Samedi 29 juillet 2017

Bourg-la-Reine. La maison d’O. L’espace. La petite rue calme. La lumière. Ses peintures. Parler encore, du vide peut-être, de l’instant.

 

Vendredi 28 juillet 2017

On s’était promis de travailler encore après le dîner : les journées sont studieuses. Celle-ci s’était cependant terminée en une session de bricolage inattendue ; le portail ne coince plus, la douche ne s’effondre plus. Mais au moment du dessert, malgré un cake décevant, la conversation s’envole et se creuse. Oxymore ?

Jeudi 27 juillet 2017

Sur l’écran, les dates du séminaire du BAL. Elles imposent une présence, la mienne, à un moment donné, les 23 et 24 octobre et en un lieu, à Paris. Le thème : « L’image, sans l’homme. » Je lis le titre, j’y vois le sens qu’ils ne voulaient sûrement pas donner.
Alors, puisque un peu plus tôt j’ai longuement parlé du projet à C lors de notre marche dans les petites rues écrues de Thomery et sous le manteau vert de la forêt de Fontainebleau, puisque ainsi que je me suis convaincu  – ne l’étais-donc je donc pas déjà ? – du besoin d’y aller et qu’elle m’a convaincu encore plus, me voici cherchant quelques dates, celle du départ là-bas et du retour sans destination. Et me voici m’envolant, car le désert me tend les bras, le Pacifique m’appelle, et mon hispanité m’embarque comme l’exil, autrefois, pour d’autres. Tu seras alors aux antipodes, où les regards sont en amande mais tout aussi noirs. Cela ressemble à une coïncidence géographique mais c’est bien plus, c’est au-delà et cela pourrait devenir un autre livre. Antípodas.
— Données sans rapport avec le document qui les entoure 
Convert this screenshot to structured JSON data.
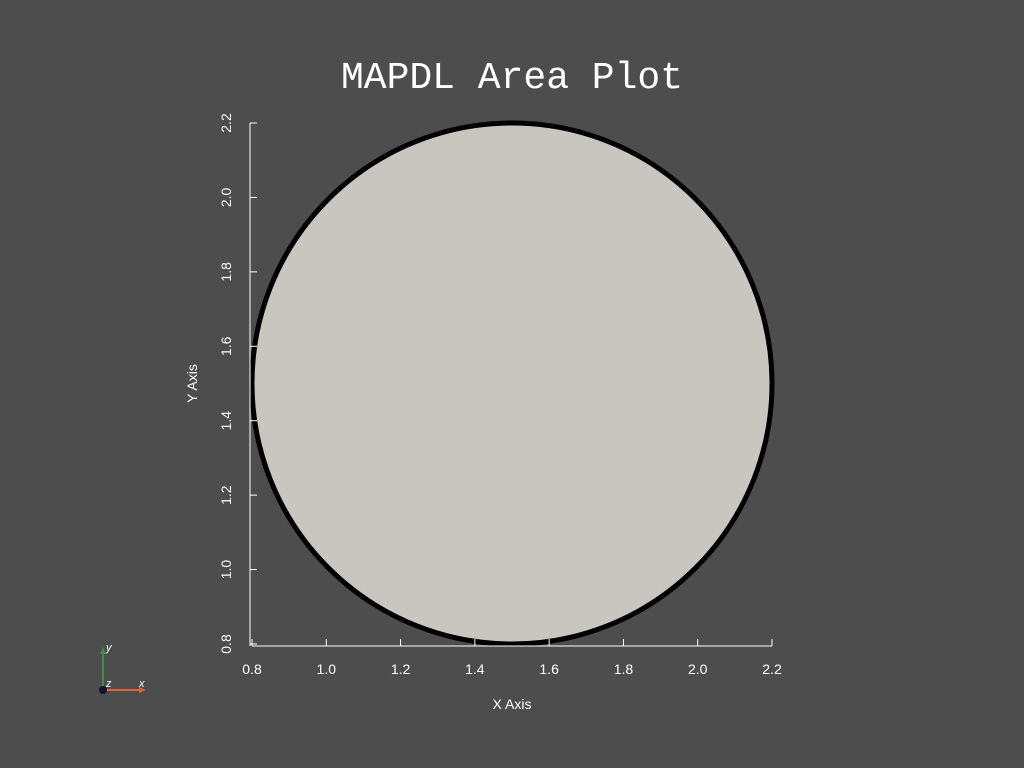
{
  "colors": {
    "background": "#4d4d4d",
    "fill": "#c8c6be",
    "edge": "#000000",
    "axis": "#ffffff",
    "triad_x": "#e2613f",
    "triad_y": "#3f8a52",
    "triad_origin": "#141430"
  },
  "chart_data": {
    "type": "area",
    "title": "MAPDL Area Plot",
    "xlabel": "X Axis",
    "ylabel": "Y Axis",
    "xlim": [
      0.8,
      2.2
    ],
    "ylim": [
      0.8,
      2.2
    ],
    "x_ticks": [
      "0.8",
      "1.0",
      "1.2",
      "1.4",
      "1.6",
      "1.8",
      "2.0",
      "2.2"
    ],
    "y_ticks": [
      "0.8",
      "1.0",
      "1.2",
      "1.4",
      "1.6",
      "1.8",
      "2.0",
      "2.2"
    ],
    "shapes": [
      {
        "kind": "circle",
        "center_x": 1.5,
        "center_y": 1.5,
        "radius": 0.7
      }
    ]
  },
  "triad": {
    "x_label": "x",
    "y_label": "y",
    "z_label": "z"
  }
}
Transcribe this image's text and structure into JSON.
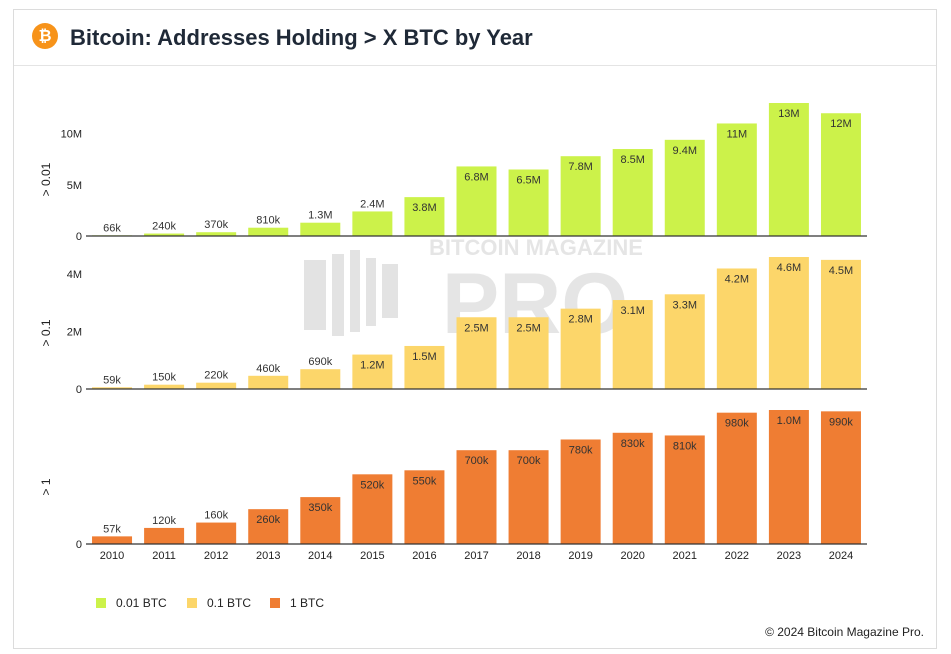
{
  "header": {
    "logo_symbol": "₿",
    "logo_icon": "bitcoin-icon",
    "title": "Bitcoin: Addresses Holding > X BTC by Year",
    "brand_color": "#f7931a"
  },
  "footer": {
    "copyright": "© 2024 Bitcoin Magazine Pro."
  },
  "watermark": {
    "line1": "BITCOIN MAGAZINE",
    "line2": "PRO"
  },
  "chart_data": {
    "type": "bar",
    "categories": [
      "2010",
      "2011",
      "2012",
      "2013",
      "2014",
      "2015",
      "2016",
      "2017",
      "2018",
      "2019",
      "2020",
      "2021",
      "2022",
      "2023",
      "2024"
    ],
    "panels": [
      {
        "ylabel": "> 0.01",
        "ticks": [
          {
            "value": 0,
            "label": "0"
          },
          {
            "value": 5000000,
            "label": "5M"
          },
          {
            "value": 10000000,
            "label": "10M"
          }
        ],
        "ylim": [
          0,
          13000000
        ],
        "series": {
          "name": "0.01 BTC",
          "color": "#ccf24a",
          "values": [
            66000,
            240000,
            370000,
            810000,
            1300000,
            2400000,
            3800000,
            6800000,
            6500000,
            7800000,
            8500000,
            9400000,
            11000000,
            13000000,
            12000000
          ],
          "labels": [
            "66k",
            "240k",
            "370k",
            "810k",
            "1.3M",
            "2.4M",
            "3.8M",
            "6.8M",
            "6.5M",
            "7.8M",
            "8.5M",
            "9.4M",
            "11M",
            "13M",
            "12M"
          ]
        }
      },
      {
        "ylabel": "> 0.1",
        "ticks": [
          {
            "value": 0,
            "label": "0"
          },
          {
            "value": 2000000,
            "label": "2M"
          },
          {
            "value": 4000000,
            "label": "4M"
          }
        ],
        "ylim": [
          0,
          4600000
        ],
        "series": {
          "name": "0.1 BTC",
          "color": "#fcd66a",
          "values": [
            59000,
            150000,
            220000,
            460000,
            690000,
            1200000,
            1500000,
            2500000,
            2500000,
            2800000,
            3100000,
            3300000,
            4200000,
            4600000,
            4500000
          ],
          "labels": [
            "59k",
            "150k",
            "220k",
            "460k",
            "690k",
            "1.2M",
            "1.5M",
            "2.5M",
            "2.5M",
            "2.8M",
            "3.1M",
            "3.3M",
            "4.2M",
            "4.6M",
            "4.5M"
          ]
        }
      },
      {
        "ylabel": "> 1",
        "ticks": [
          {
            "value": 0,
            "label": "0"
          }
        ],
        "ylim": [
          0,
          1000000
        ],
        "series": {
          "name": "1 BTC",
          "color": "#ef7d33",
          "values": [
            57000,
            120000,
            160000,
            260000,
            350000,
            520000,
            550000,
            700000,
            700000,
            780000,
            830000,
            810000,
            980000,
            1000000,
            990000
          ],
          "labels": [
            "57k",
            "120k",
            "160k",
            "260k",
            "350k",
            "520k",
            "550k",
            "700k",
            "700k",
            "780k",
            "830k",
            "810k",
            "980k",
            "1.0M",
            "990k"
          ]
        }
      }
    ],
    "legend": [
      "0.01 BTC",
      "0.1 BTC",
      "1 BTC"
    ],
    "legend_position": "bottom-left",
    "grid": false
  }
}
“Écrire, c’est aussi ne pas parler. C’est se taire. C’est hurler sans bruit.”
Marguerite Duras, Écrire

Mercredi 26 juillet 2017

Métro. Son appel m’étonne. Je décroche. Il me dit “Oui c’est XG”. Il me dit donc son nom. Le vrai. L’autre. Pas celui sur Facebook. Je n’ose alors pas réagir en entendant ce nom de famille, rare et donc retenu depuis les années ; nos derniers échanges à propos de RK datent de 2009. Il souhaite me parler de ces images japonaises regardées hier et que j’ai “aimées” aujourd’hui mais puisque dans le métro, j’écourte la conversation.
Nous la reprenons plus tard dans un moyen de transport pas encore parti en destination de Thomery, étonnés de cette coïncidence. Mais puisque l’on démarre à nouveau, j’écourte la conversation. Qu’il faudra reprendre.

Mardi 25 juillet 2017

Il y a des chansons. Des chansons qu’on écoute un jour plus attentivement. Autrement. Elles disent soudain quelque chose par-dessus les nappes. Je vis avec certaines d’entre elles, elles ont pointé un virage, une perte, ainsi ne puis-je plus les écouter comme avant ce jour de novembre, ce jour de mai.
Nous sommes en juillet et certains vont à la plage regarder l’océan. De quelle couleur est leur horizon ?

Mardi 4 juillet 2017

Y retourner. Regarder la façade, toujours jaune. Se rappeler. Puis voir l’océan. Mais on n’y goûtera pas, pas de cette eau.

Lundi 3 juillet 2017

Que peut on raconter d’intéressant ou d’utile ? Ce qui nous est arrivé ou bien est arrivé à tout le monde, ou bien à nous seuls ; dans le premier cas ce n’est pas neuf et dans le second cela demeure incompréhensible. Si j’écris ce que je ressens, c’est parce qu’ainsi je diminue la fièvre de ressentir. Ce que je confesse n’a pas d’intérêt. Je fais des paysages de ce que j’éprouve.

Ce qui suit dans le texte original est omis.